• Jasmin Vogt

Einladung zur Einkehr nach Innen


Am Montag, 23. September war astronomischer Herbstbeginn bzw. Äquinoktium (zu deutsch: Tag-und-Nacht-Gleiche). D.h. ab jetzt werden die Tage kürzer und es bleibt länger dunkel. Wir neigen dazu, mit dem gleichen Elan weiterzumachen wie im Sommer, viele Leute empfinden die Vorweihnachtszeit als eine sehr hektische Zeit, mit vielen Terminen, Verpflichtungen und Stress. Dabei wäre es gerade jetzt angebracht, etwas langsamer zu werden.

Die Natur macht es vor, Pflanzen ziehen ihren Lebenssaft zurück in den Stamm, die Blätter verfärben sich und fallen ab, Die Pflanze wird unnötigen Ballast los, um unbeschadet überwintern zu können. Zudem ist nun Erntesaison, die Ernte wird zusammengetragen und für den Winter gelagert. Dies ist auch für dich eine Einladung zur Einkehr nach Innen, zum Langsamer werden, für eine regenerative (Yoga-) Praxis, Meditation und Ruhe.

Erde dich und komme zur Ruhe:

Nimm z.B. weniger Termine an, iss früher zu Abend, damit du früher zu Bett gehen kannst, Kreiere ein Herbstritual mit sportlicher Betätigung, Ernährung und Selbstfürsorge. Iss saisonale und regionale Produkte wie z.B. Äpfel, Birnen, Kürbis, Federkohl, Fenchel, Randen etc. Einen Saisonkalender findest du z.B. hier, leckere Rezepte mit saisonalen Produkten findest du z.B. auf Migusto (Anm.: ich werde in keinster Weise von Migros gesponsort, dies sind lediglich die Seiten, die ich persönlich benutze und die ich sehr nützlich finde :-D).

Halte dich selbst warm:

Ziehe dich immer warm an, schütze deine Extremitäten (Kopf, Hände, Füsse), wenn du dich draussen in der Kälte aufhälst. Bevorzuge warme, gekochte Speisen, anstatt rohe und kalte, nimm dir Zeit für deine Mahlzeiten. Trinke Tee oder Getränke mit Zimmertemperatur anstatt kalter Getränke und Säfte.

Sättige deine Sinne:

Massiere deine Gelenke und Muskeln mit duftenden Körperölen oder Cremes. Koche mit Gewürzen wie Ingwer, Fenchel und Kümmel, diese halten das Verdauungsfeuer im Gang. Falls du einen Aromadiffusor zu Hause hast: benutze Düfte wie Geranium, Patchouli und Rose.
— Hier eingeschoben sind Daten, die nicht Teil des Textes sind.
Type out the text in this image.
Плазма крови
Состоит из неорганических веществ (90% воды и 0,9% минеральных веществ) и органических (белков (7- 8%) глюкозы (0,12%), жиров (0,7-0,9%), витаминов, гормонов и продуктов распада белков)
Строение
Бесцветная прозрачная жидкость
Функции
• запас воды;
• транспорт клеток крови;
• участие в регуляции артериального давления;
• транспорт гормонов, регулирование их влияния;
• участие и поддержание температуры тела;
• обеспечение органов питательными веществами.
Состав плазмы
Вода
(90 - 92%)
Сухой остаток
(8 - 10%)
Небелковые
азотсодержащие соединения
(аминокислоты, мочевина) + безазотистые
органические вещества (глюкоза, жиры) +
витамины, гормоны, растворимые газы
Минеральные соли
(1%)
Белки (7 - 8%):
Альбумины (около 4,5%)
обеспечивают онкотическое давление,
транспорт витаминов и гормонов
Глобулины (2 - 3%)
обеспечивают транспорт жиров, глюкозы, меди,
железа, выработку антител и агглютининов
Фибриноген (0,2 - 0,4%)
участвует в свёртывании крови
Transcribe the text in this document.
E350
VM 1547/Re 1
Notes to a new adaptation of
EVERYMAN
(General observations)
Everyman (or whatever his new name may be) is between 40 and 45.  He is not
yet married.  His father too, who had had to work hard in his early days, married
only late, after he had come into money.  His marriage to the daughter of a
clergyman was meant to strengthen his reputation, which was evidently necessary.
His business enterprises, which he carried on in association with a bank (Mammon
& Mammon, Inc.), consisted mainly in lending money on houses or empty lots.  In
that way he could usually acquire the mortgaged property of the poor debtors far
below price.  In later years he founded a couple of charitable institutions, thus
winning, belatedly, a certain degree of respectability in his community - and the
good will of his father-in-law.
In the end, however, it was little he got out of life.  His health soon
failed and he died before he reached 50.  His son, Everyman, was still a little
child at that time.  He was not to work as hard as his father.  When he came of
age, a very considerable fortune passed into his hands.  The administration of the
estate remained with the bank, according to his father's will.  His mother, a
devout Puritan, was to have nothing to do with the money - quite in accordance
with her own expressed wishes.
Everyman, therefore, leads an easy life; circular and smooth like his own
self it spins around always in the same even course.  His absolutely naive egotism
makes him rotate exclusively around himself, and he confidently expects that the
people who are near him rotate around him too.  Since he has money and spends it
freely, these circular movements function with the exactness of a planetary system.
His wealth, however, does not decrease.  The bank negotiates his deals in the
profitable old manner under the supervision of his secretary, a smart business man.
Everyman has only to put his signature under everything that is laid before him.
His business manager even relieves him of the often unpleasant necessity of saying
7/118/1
Höre langsame, rhytmische Musik mit kräftigen Trommelschlägen und tiefen melodiösen Gesängen, die Vibrationen erzeugen, z.B. meine Herbstyoga Playlist. Versuche, die Augen nicht zu überbelasten, visualisiere bei deiner Meditation tiefe Rot- und Brauntöne.

Yogapraxis im Herbst:

Übe regeneratives, sanftes Yoga für die unteren Körperteile, Bauch, Kreuz und Hüften. Komm vom Kopf wieder mehr in den Bauch. Übe mit Beständigkeit und einem steten Rhythmus und bringe dich so in dein Gleichgewicht. Lasse deinen Blick weich werden, vermeide komplizierte Übungen. Praktiziere Hüftöffner, sanfte Drehungen, mehr mit Fokus auf Entspannung als auf Stärkung. Verwurzel dich mit der Erde mit allen Kontaktpunkten, fühle die Unterstützung der Erde. Gib dich deiner Praxis hin.

Ich wünsche dir eine wunderbare und farbige Herbstzeit!